Managing security groups

At this point, you may think that you should be able to connect to your instance. Not quite yet. There is a layer of security built into OpenStack called security groups. Security groups are firewalls that can be assigned to one or more instances. You can define multiple security groups; you can assign multiple instances to a security group; you can even assign multiple security groups to a running instance. A security group named default is created for each project when the tenant is created. List the existing security groups and you will see multiple with a description Default security group. Then list the rules in the project you are authenticating to:

undercloud# neutron security group list
undercloud# openstack security group rule list 

If you list all projects that exist and get their IDs, they should map to the project IDs that the security groups you have just listed are assigned to. When you list the rules defined in a security group and do not pass a specific project, you will get a list of the rules in the project you are authenticating to. If you want to see the rules for a specific security group, just pass the UUID of the security group you are interested in; grep is a good tool for this once your project list grows larger. Here are the commands to grep the ID of the project created in Chapter 2, Identity Managment, then get the security group ID of the project's default security group and finally to list its security group rules:

undercloud# openstack project list | grep danradez
undercloud# openstack security group list | grep {uuid_of_project}
undercloud# openstack security group rule list {uuid_of_sec_group}

As you can see, the default rules added to the default security group are pretty basic and the output from this list is very empty.

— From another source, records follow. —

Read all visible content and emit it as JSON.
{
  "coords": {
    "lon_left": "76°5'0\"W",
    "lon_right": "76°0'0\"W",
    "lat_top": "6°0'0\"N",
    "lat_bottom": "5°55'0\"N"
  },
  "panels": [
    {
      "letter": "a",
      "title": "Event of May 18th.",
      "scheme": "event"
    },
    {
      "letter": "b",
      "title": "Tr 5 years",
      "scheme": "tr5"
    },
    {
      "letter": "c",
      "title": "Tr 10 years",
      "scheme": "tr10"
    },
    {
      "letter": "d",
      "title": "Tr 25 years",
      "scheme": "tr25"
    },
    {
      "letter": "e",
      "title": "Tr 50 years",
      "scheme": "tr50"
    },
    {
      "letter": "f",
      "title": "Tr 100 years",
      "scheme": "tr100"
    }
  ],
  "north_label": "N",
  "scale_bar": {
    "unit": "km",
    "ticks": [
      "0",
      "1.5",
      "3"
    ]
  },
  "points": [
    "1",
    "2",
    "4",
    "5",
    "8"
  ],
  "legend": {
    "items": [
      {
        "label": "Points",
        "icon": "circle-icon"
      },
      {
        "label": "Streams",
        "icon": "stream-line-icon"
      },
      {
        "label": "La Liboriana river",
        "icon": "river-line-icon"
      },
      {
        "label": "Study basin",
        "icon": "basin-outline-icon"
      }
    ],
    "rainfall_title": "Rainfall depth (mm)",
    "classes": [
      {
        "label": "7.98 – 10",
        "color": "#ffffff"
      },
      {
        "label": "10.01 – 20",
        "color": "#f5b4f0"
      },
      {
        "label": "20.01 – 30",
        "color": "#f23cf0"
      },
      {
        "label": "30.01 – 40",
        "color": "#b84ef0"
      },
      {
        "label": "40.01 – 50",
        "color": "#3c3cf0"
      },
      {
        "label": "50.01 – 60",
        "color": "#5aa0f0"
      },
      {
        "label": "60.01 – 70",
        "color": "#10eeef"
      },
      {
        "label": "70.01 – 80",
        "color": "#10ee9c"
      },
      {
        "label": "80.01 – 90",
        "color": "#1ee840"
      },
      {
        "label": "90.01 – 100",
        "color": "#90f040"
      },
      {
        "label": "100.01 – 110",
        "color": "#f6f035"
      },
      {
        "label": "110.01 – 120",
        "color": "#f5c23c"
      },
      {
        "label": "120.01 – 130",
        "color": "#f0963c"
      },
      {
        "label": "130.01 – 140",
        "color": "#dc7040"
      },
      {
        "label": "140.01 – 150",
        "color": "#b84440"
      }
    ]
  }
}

The rules there restrict all incoming traffic from the outside. Ingress is incoming traffic to an instance; and only incoming traffic from within the security group itself is allowed. Egress is outgoing traffic; all outgoing traffic is allowed by default. Let's add a few rules to allow some external traffic to connect to the instance:

undercloud# openstack security group rule create --proto tcp --dst-port 22 default

This rule will allow all incoming SSH traffic on port 22 to be passed to instances in the default security group. If you try this with the admin's overcloudrc file sourced, you will add the rule to the admin project. If with the project you created, then it will be added to that project's default security group. Let's add a rule to allow us to ping the host too:

undercloud# openstack security group rule create --proto icmp default

As mentioned earlier, you can also have more than one security group. You can create a new security group with Neutron's security-group-create command, as follows:

undercloud# openstack security group create new_secgroup

If, for some reason, the default group did not get created, that command could add it for you if you name it default. If you create additional security groups, then other rules could be added to those groups, for example, a rule to allow access to port 80 for web traffic:

undercloud# openstack security group rule create --proto tcp --dst-port 80 new_secgroup

Now, when an instance is launched, the option --security-groups could be passed. The value given to it could be default or new_secgroup or default, new_secgroup. The respective traffic would be allowed based on what combination of security groups was assigned to the new instance being booted. If you do not pass this option, the default security group will automatically be the group assigned to the new instance.